Is this not the expected behavior?

AMG: Not at all, it shouldn't hang like you describe. Can you attach the file to an email to [email protected]? I can look at it late tonight when I get home from work. Also attach an md5 or sha1 checksum if possible, so I can be sure the file didn't mutate in transit. I mean, if Tcl is having trouble with the data, who knows what SMTP will do to it? Anyway, I plan to see if I can reproduce the problem on Windows and Linux. On whichever platform it hangs up, I'll trace it in gdb and see what's really going on.
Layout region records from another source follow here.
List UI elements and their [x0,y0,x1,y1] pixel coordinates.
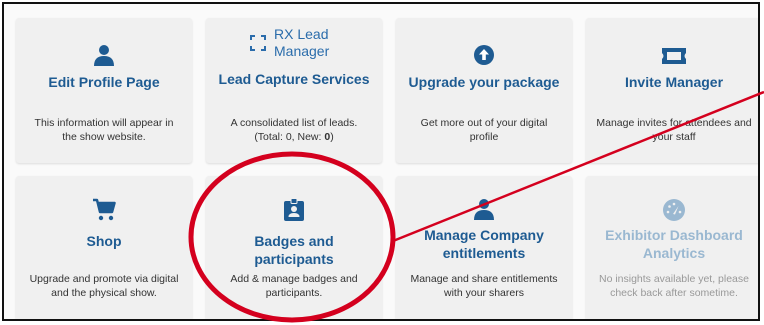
invite-manager-card[interactable]: Invite Manager Manage invites for attend… [586,18,758,163]
card-description: Manage and share entitlements with your … [410,273,558,299]
badge-icon [206,198,382,222]
card-title: Edit Profile Page [48,74,160,90]
card-description: No insights available yet, please check … [598,273,749,299]
card-description: This information will appear in the show… [34,117,174,143]
lead-capture-card[interactable]: RX Lead Manager Lead Capture Services A … [206,18,382,163]
card-description: A consolidated list of leads. (Total: 0,… [220,116,368,144]
rx-lead-manager-text: RX Lead Manager [274,26,330,59]
upload-circle-icon [396,44,572,66]
card-title: Invite Manager [624,74,724,90]
card-description: Manage invites for attendees and your st… [596,117,752,143]
badges-participants-card[interactable]: Badges and participants Add & manage bad… [206,176,382,319]
speedometer-icon [586,198,758,222]
desc-text: A consolidated list of leads. (Total: 0,… [230,117,358,143]
card-title: Manage Company entitlements [424,227,544,261]
card-title: Exhibitor Dashboard Analytics [605,227,743,261]
desc-suffix: ) [330,131,334,143]
person-icon [16,44,192,66]
dashboard-frame: Edit Profile Page This information will … [2,2,760,321]
card-title: Upgrade your package [408,74,560,90]
card-title: Shop [86,233,122,249]
scan-frame-icon [250,35,266,51]
company-entitlements-card[interactable]: Manage Company entitlements Manage and s… [396,176,572,319]
card-description: Upgrade and promote via digital and the … [29,273,179,299]
upgrade-package-card[interactable]: Upgrade your package Get more out of you… [396,18,572,163]
dashboard-analytics-card: Exhibitor Dashboard Analytics No insight… [586,176,758,319]
card-description: Add & manage badges and participants. [230,273,358,299]
ticket-icon [586,47,758,65]
edit-profile-card[interactable]: Edit Profile Page This information will … [16,18,192,163]
rx-lead-manager-logo: RX Lead Manager [250,26,344,60]
card-description: Get more out of your digital profile [420,117,548,143]
card-title: Lead Capture Services [218,71,370,87]
shopping-cart-icon [16,198,192,222]
person-icon [396,198,572,220]
card-title: Badges and participants [254,233,334,267]
shop-card[interactable]: Shop Upgrade and promote via digital and… [16,176,192,319]
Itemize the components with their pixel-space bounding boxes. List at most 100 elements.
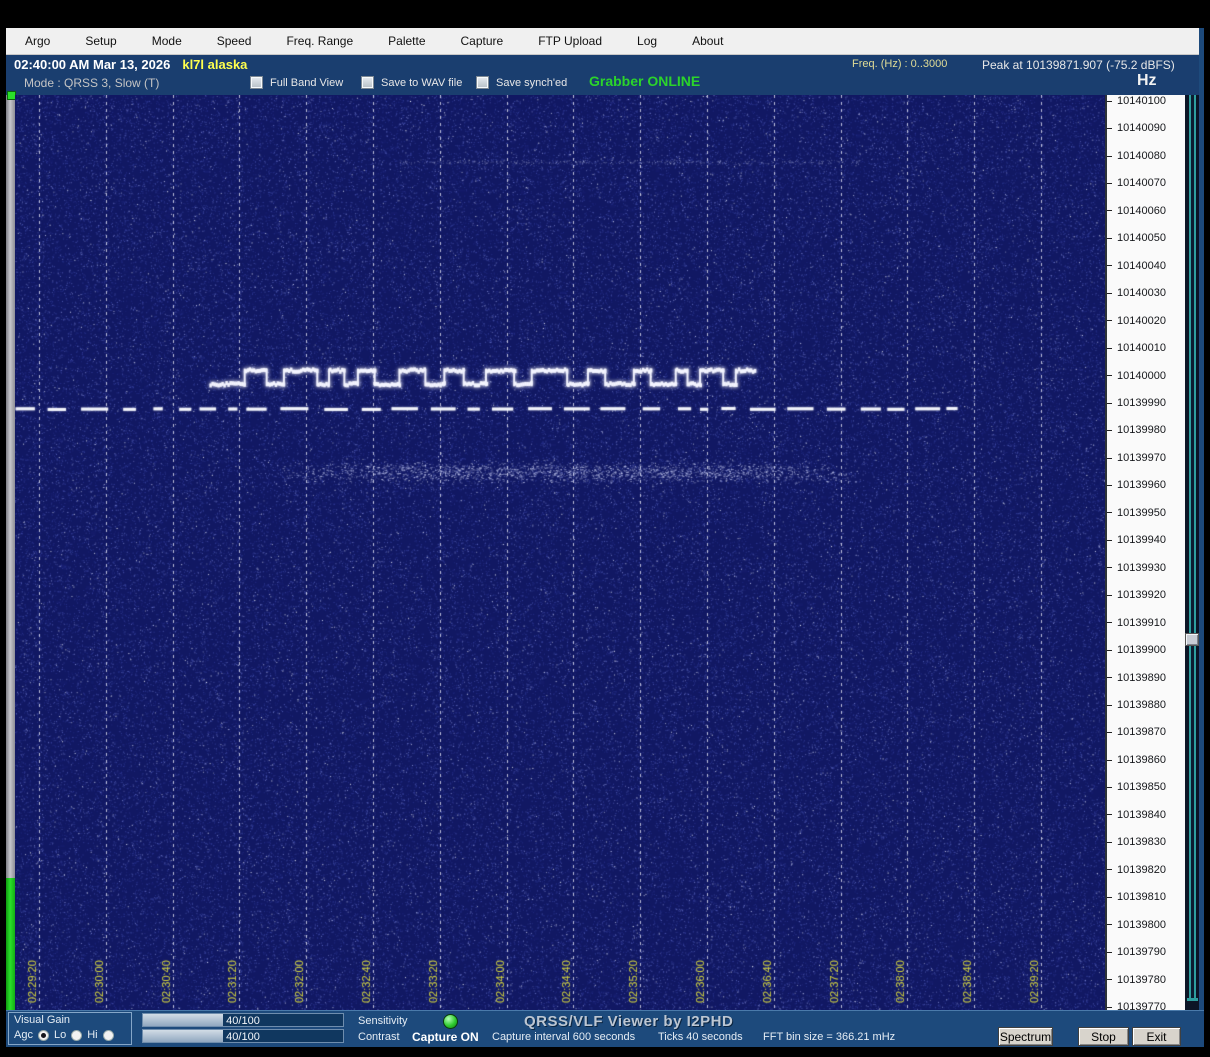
lo-radio[interactable] — [71, 1029, 83, 1041]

Also, which versions of Tcl have you tried this with? You can use [info patchlevel] to get the Tcl version.


XAN:

1. I will send the data to the supplied address.

2. I experience the same result with 8.4.14 and 8.5.9.

AMG, replying to your email:

On 6/2/2011 6:21 PM, TGD Compute wrote:
> Thanks for your interest in this problem! The VIEWSTATE data in question 
> is attached in a text file.

Windows XP SP3, 1.86 GHz Pentium M, 1 GB RAM, Tcl 8.6b1.2:

% set chan [open viewstate.txt]
% time {set data [read $chan]}
16840 microseconds per iteration
% close $chan

Slackware Linux 13.1, 350 MHz Pentium II, 96 MB RAM, Tcl 8.6b1.2:

% set chan [open viewstate.txt]
% time {set data [read $chan]}
39857 microseconds per iteration
% close $chan

Slackware Linux 13.1, 350 MHz Pentium II, 96 MB RAM, Tcl 8.5.8:

% set chan [open viewstate.txt]
% time {set data [read $chan]}
17116 microseconds per iteration
% close $chan

I don't see a problem. Have you tried different reading the file on different machines, different operating systems, etc.? Maybe the problem isn't with Tcl itself, or maybe the problem is a bad interaction between Tcl and something particular to your machine.

(By the way, it's interesting that it takes more than twice as long for 8.6 to read the file as 8.5, but it's quite possible that this is due to the fact that 8.5 came with Slackware whereas 8.6 is self-compiled. But consider the machine specs before you make a big deal out of this.)

Something just came to mind. If you're trying to read the file interactively in a tclsh or Tkcon session, you will want to suppress display of the return value of [set]; it can take a long time to display. ([set] returns the value it set the variable to.) The easiest way to do this is to throw a dummy [list] command in there, since it returns empty string when given no arguments.

% set data [read $chan]        ;# will display the full contents of the file
% set data [read $chan]; list  ;# will not display anything

Wrapping the command inside [time] will also suppress normal display, since [time] determines the return value, not [set].